Wang Wei, especialista em Psicologia Educacional da Universidade de Macau e autora do estudo Dependência de vídeos curtos, envolvimento escolar e inclusão social entre estudantes rurais chineses, explicou à Lusa que “o consumo excessivo desses vídeos afeta negativamente o raciocínio, podendo levar à falta de foco, ansiedade social e sentimento de insegurança”.

A pesquisadora alertou que esse tipo de conteúdo pode ser especialmente danoso para o público infantil. Ela destacou ainda que a pesquisa mostra uma ligação direta: quanto mais esses vídeos são assistidos, menor é o interesse das crianças pela escola.

Wang também apontou que as necessidades emocionais essenciais das crianças deveriam ser atendidas longe das redes sociais, porém as plataformas de vídeos curtos usam algoritmos personalizados e recursos sociais que acabam satisfazendo essas necessidades de forma indireta, o que pode levar ao uso excessivo e ao vício.

A rapidez e o ritmo animado desses vídeos fazem com que sejam muito atraentes para os estudantes, segundo a pesquisadora.

Anise Wu Man Sze, professora de Psicologia na Faculdade de Ciências Sociais da Universidade de Macau e coautora do estudo A relação das componentes afetivas e cognitivas no uso problemático de vídeos curtos, acrescentou que a superestimulação causada por esses vídeos compromete ainda mais o crescimento mental saudável das crianças.

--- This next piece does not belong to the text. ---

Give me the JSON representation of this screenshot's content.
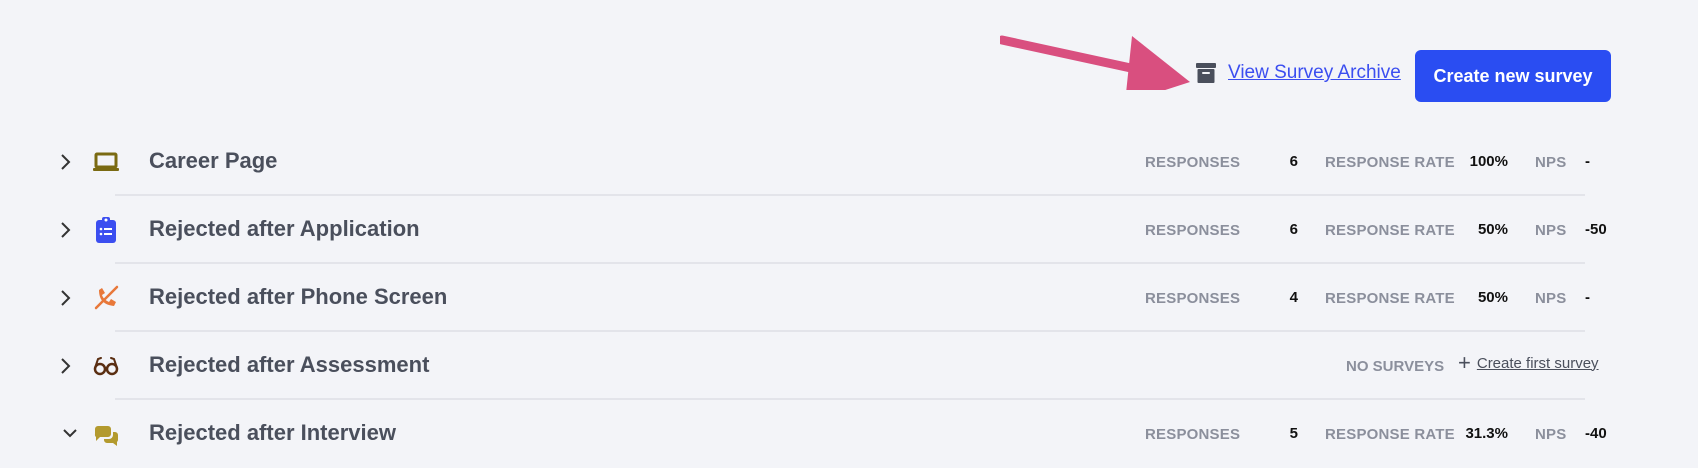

Wu ressaltou que esses vídeos ganham a atenção das pessoas porque são acessíveis a qualquer momento e gratuitos.

Ela explicou que o comportamento vicioso muitas vezes tem origem em motivos funcionais, e alertou que é importante aumentar a consciência sobre esses efeitos, especialmente se o uso começar a prejudicar a rotina, como sacrificar tempo em família, dormir menos ou assistir durante aulas.

A pesquisadora também mencionou outros fatores que contribuem para esse vício, como o estresse diário, o ambiente ao redor e até predisposições genéticas.

Segundo Anise Wu, muitos recorrem a esses vídeos para fugir de situações difíceis ou desconfortáveis, e por isso é essencial estar atento aos impactos desse hábito.

Sobre intervenções, Wang Wei reforça a importância de atender às necessidades emocionais das crianças, incentivando o uso consciente da tecnologia e o desenvolvimento da autorregulação, em vez de simplesmente tirar os celulares.

Até dezembro de 2024, cerca de 1,1 bilhão de pessoas na China tinham acesso a vídeos curtos, sendo que 98,4% eram usuários ativos, conforme o Relatório Anual sobre o Desenvolvimento dos Serviços Audiovisuais na Internet das autoridades chinesas.

Esse mercado movimentou mais de 1,22 trilhões de yuanes (equivalente a 149 bilhões de euros), impulsionado pelo consumo de vídeos curtos e transmissões ao vivo. As microsséries cresceram muito e a inteligência artificial generativa também tem transformado o conteúdo oferecido.